Les obus jouaient à pigeon vole de Raphaël Jerusalmy

Les obus jouaient à pigeon voleSans doute, « Ah dieu que la guerre est jolie ! » est-il le vers le plus célèbre d’Apollinaire, en tout cas le plus controversé. On s’attendrait donc à le trouver dans Les obus jouaient à pigeon vole, le court roman que Raphaël Jerusalmy consacre au poète en guerre. Nous sommes avec lui, dans la tranchée, partageant son quotidien des dernières vingt-quatre heures avant l’impact, celui qui lui vaudra trépanation. Il y est question de guerre et de poésie, de guerre comme acte poétique absolu, de plaisir d’une langue renouvelée, du vers bouleversé comme peut l’être un paysage, un no man’s land. Mais le fameux vers n’y est pas…

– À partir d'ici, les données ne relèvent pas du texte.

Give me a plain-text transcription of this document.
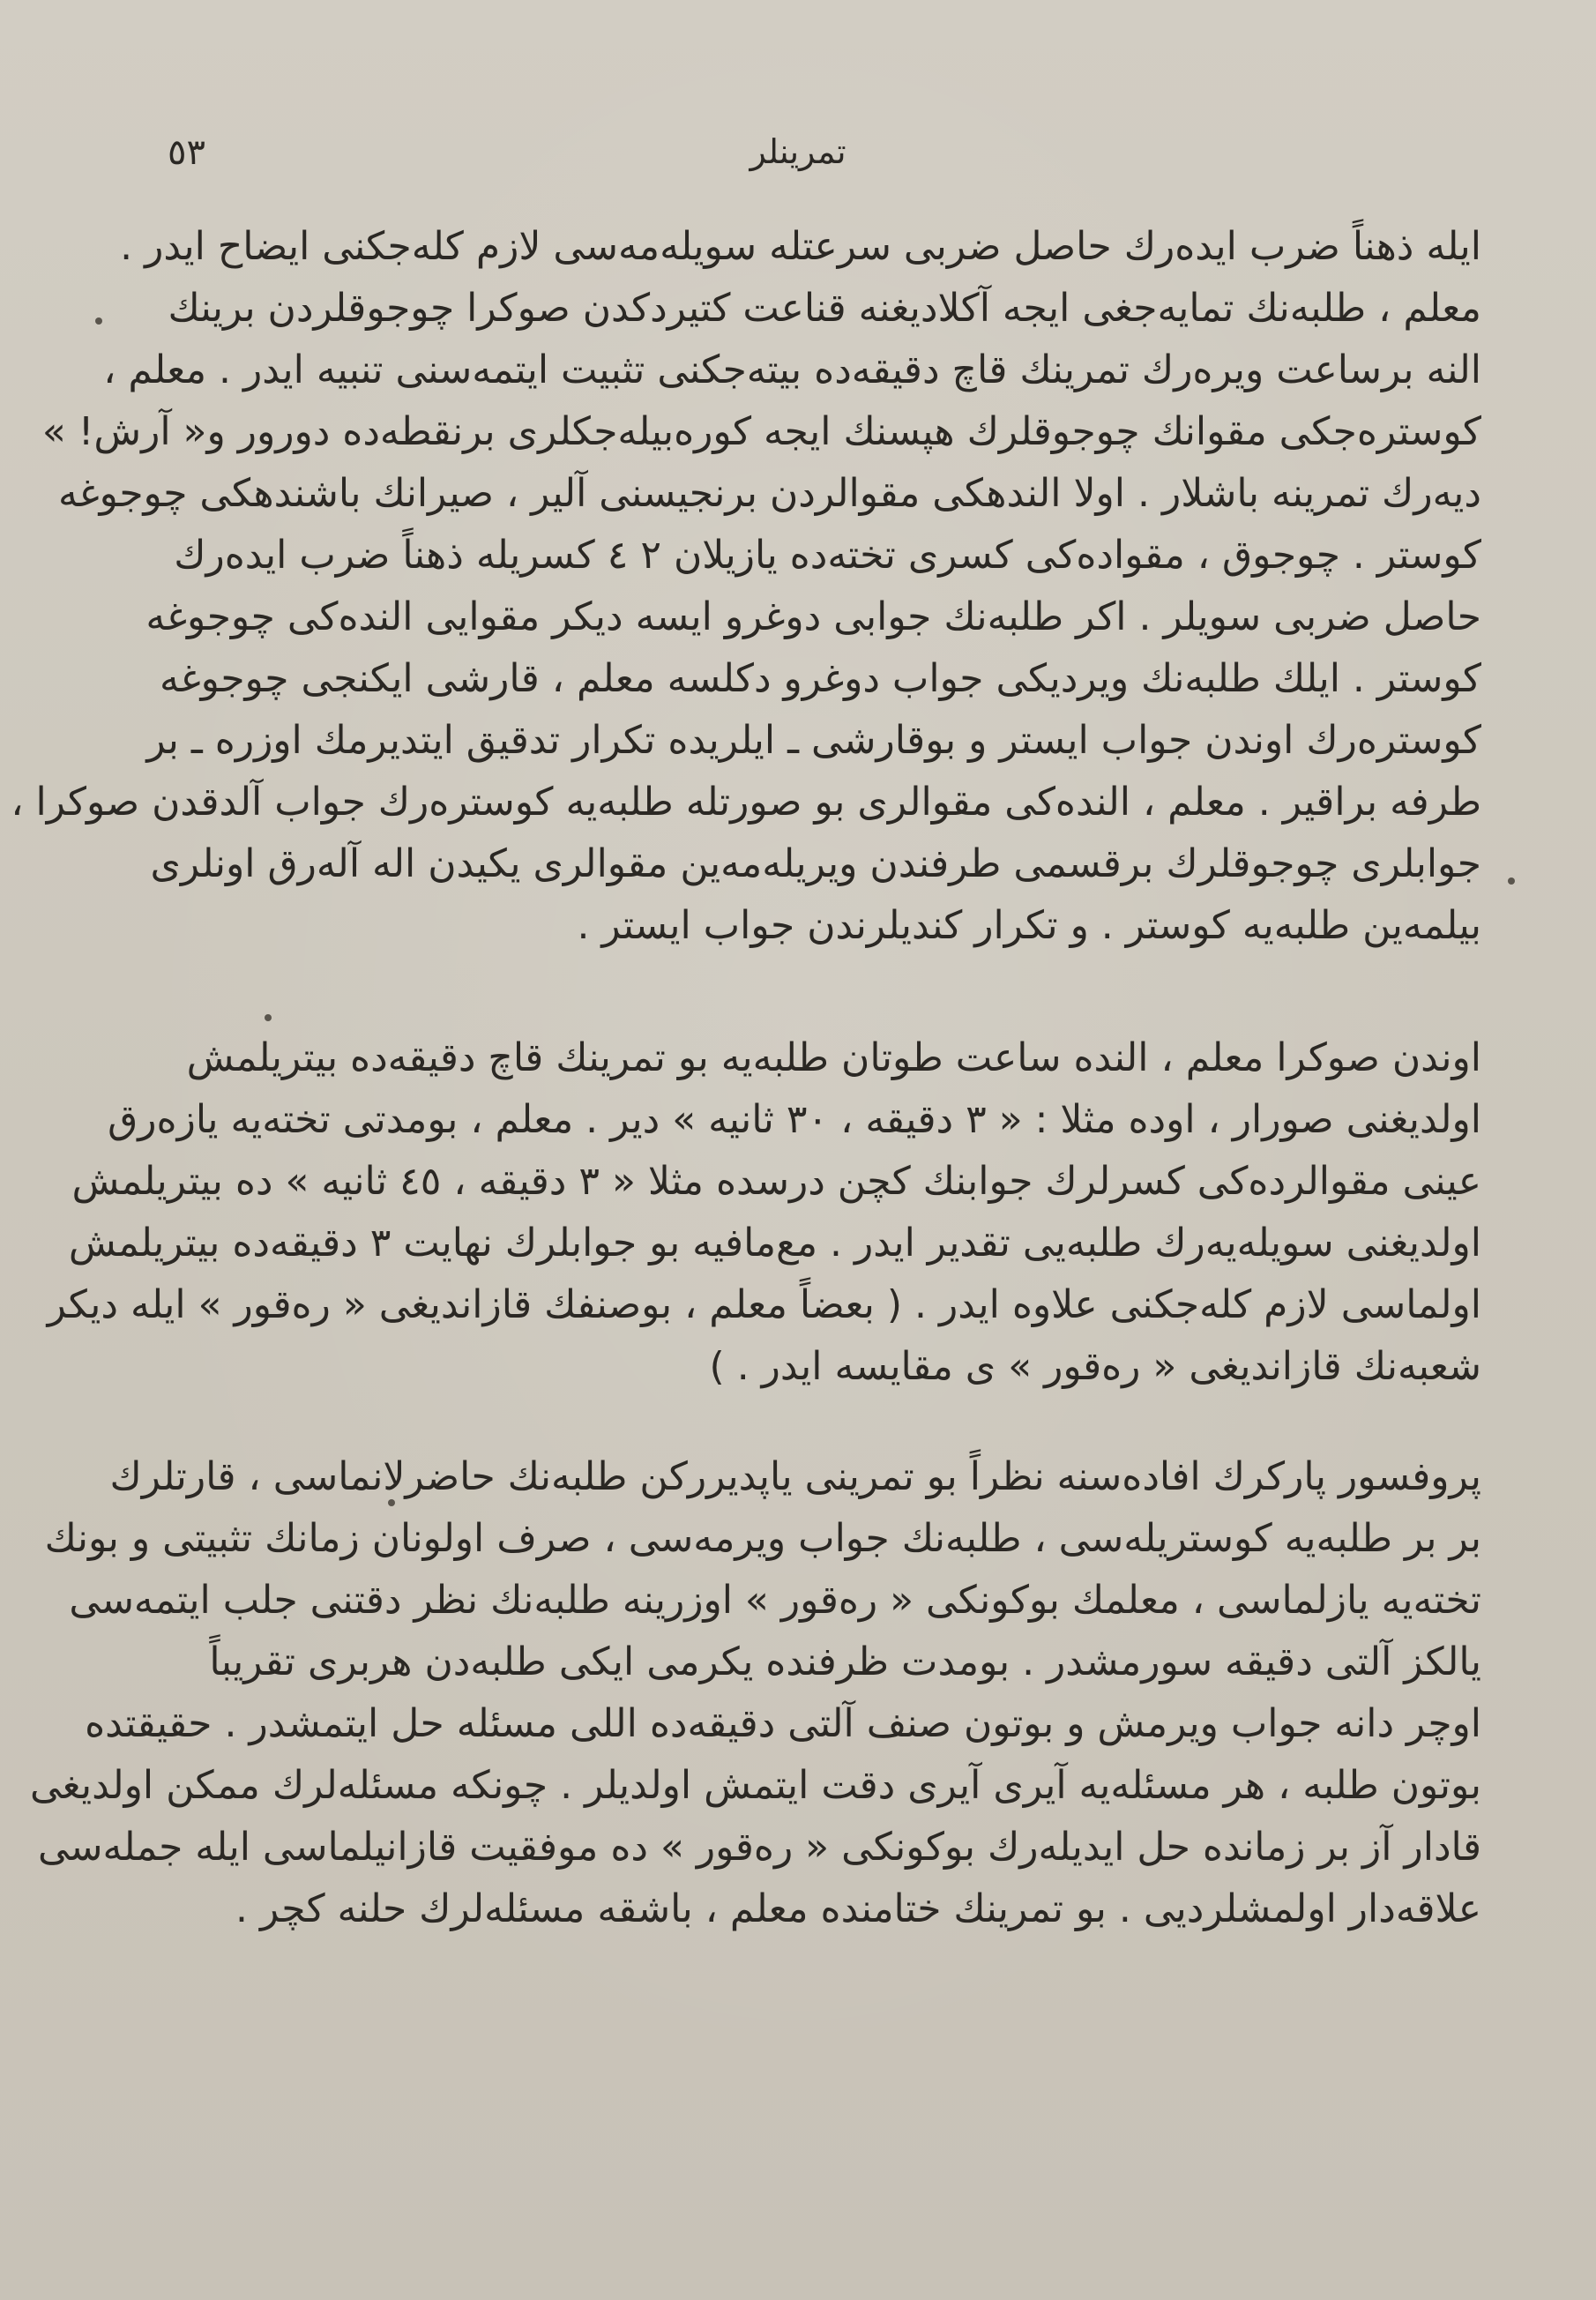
٥٣	تمرينلر
ايله ذهناً ضرب ايده‌رك حاصل ضربى سرعتله سويله‌مه‌سى لازم كله‌جكنى ايضاح ايدر .
معلم ، طلبه‌نك تمايه‌جغى ايجه آكلاديغنه قناعت كتيردكدن صوكرا چوجوقلردن برينك
النه برساعت ويره‌رك تمرينك قاچ دقيقه‌ده بيته‌جكنى تثبيت ايتمه‌سنى تنبيه ايدر . معلم ،
كوستره‌جكى مقوانك چوجوقلرك هپسنك ايجه كوره‌بيله‌جكلرى برنقطه‌ده دورور و« آرش! »
ديه‌رك تمرينه باشلار . اولا الندهكى مقوالردن برنجيسنى آلير ، صيرانك باشندهكى چوجوغه
كوستر . چوجوق ، مقواده‌كى كسرى تخته‌ده يازيلان ٢ ٤ كسريله ذهناً ضرب ايده‌رك
حاصل ضربى سويلر . اكر طلبه‌نك جوابى دوغرو ايسه ديكر مقوايى النده‌كى چوجوغه
كوستر . ايلك طلبه‌نك ويرديكى جواب دوغرو دكلسه معلم ، قارشى ايكنجى چوجوغه
كوستره‌رك اوندن جواب ايستر و بوقارشى ـ ايلريده تكرار تدقيق ايتديرمك اوزره ـ بر
طرفه براقير . معلم ، النده‌كى مقوالرى بو صورتله طلبه‌يه كوستره‌رك جواب آلدقدن صوكرا ،
جوابلرى چوجوقلرك برقسمى طرفندن ويريله‌مه‌ين مقوالرى يكيدن اله آله‌رق اونلرى
بيلمه‌ين طلبه‌يه كوستر . و تكرار كنديلرندن جواب ايستر .
اوندن صوكرا معلم ، النده ساعت طوتان طلبه‌يه بو تمرينك قاچ دقيقه‌ده بيتريلمش
اولديغنى صورار ، اوده مثلا : « ٣ دقيقه ، ٣٠ ثانيه » دير . معلم ، بومدتى تخته‌يه يازه‌رق
عينى مقوالرده‌كى كسرلرك جوابنك كچن درسده مثلا « ٣ دقيقه ، ٤٥ ثانيه » ده بيتريلمش
اولديغنى سويله‌يه‌رك طلبه‌يى تقدير ايدر . مع‌مافيه بو جوابلرك نهايت ٣ دقيقه‌ده بيتريلمش
اولماسى لازم كله‌جكنى علاوه ايدر . ( بعضاً معلم ، بوصنفك قازانديغى « ره‌قور » ايله ديكر
شعبه‌نك قازانديغى « ره‌قور » ى مقايسه ايدر . )
پروفسور پاركرك افاده‌سنه نظراً بو تمرينى ياپديرركن طلبه‌نك حاضرلانماسى ، قارتلرك
بر بر طلبه‌يه كوستريله‌سى ، طلبه‌نك جواب ويرمه‌سى ، صرف اولونان زمانك تثبيتى و بونك
تخته‌يه يازلماسى ، معلمك بوكونكى « ره‌قور » اوزرينه طلبه‌نك نظر دقتنى جلب ايتمه‌سى
يالكز آلتى دقيقه سورمشدر . بومدت ظرفنده يكرمى ايكى طلبه‌دن هربرى تقريباً
اوچر دانه جواب ويرمش و بوتون صنف آلتى دقيقه‌ده اللى مسئله حل ايتمشدر . حقيقتده
بوتون طلبه ، هر مسئله‌يه آيرى آيرى دقت ايتمش اولديلر . چونكه مسئله‌لرك ممكن اولديغى
قادار آز بر زمانده حل ايديله‌رك بوكونكى « ره‌قور » ده موفقيت قازانيلماسى ايله جمله‌سى
علاقه‌دار اولمشلرديى . بو تمرينك ختامنده معلم ، باشقه مسئله‌لرك حلنه كچر .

Les obus jouaient à pigeon vole tente de percer un mystère : celui de l’écrivain qui s’engage. Bien qu’il ne fût pas le seul à le faire, Apollinaire les symbolise tous tant nous a marqués cet homme au crâne bandé. Et trépané… horreur des mots et de ce qu’ils suggèrent… Le poète brave tous les obstacles pour partir à la guerre, notamment celui de sa nationalité. Il s’engage et appelle les étrangers aimant la France à faire de même : chantre de la guerre Apollinaire. Il part par patriotisme mais aussi, suggère Raphaël Jerusalmy, parce qu’il attend quelque chose de cette expérience, un surcroît de vie, « cette folle intensité » que bien des poètes cherchent en vain. La trouve-t-on quand on côtoie la mort ?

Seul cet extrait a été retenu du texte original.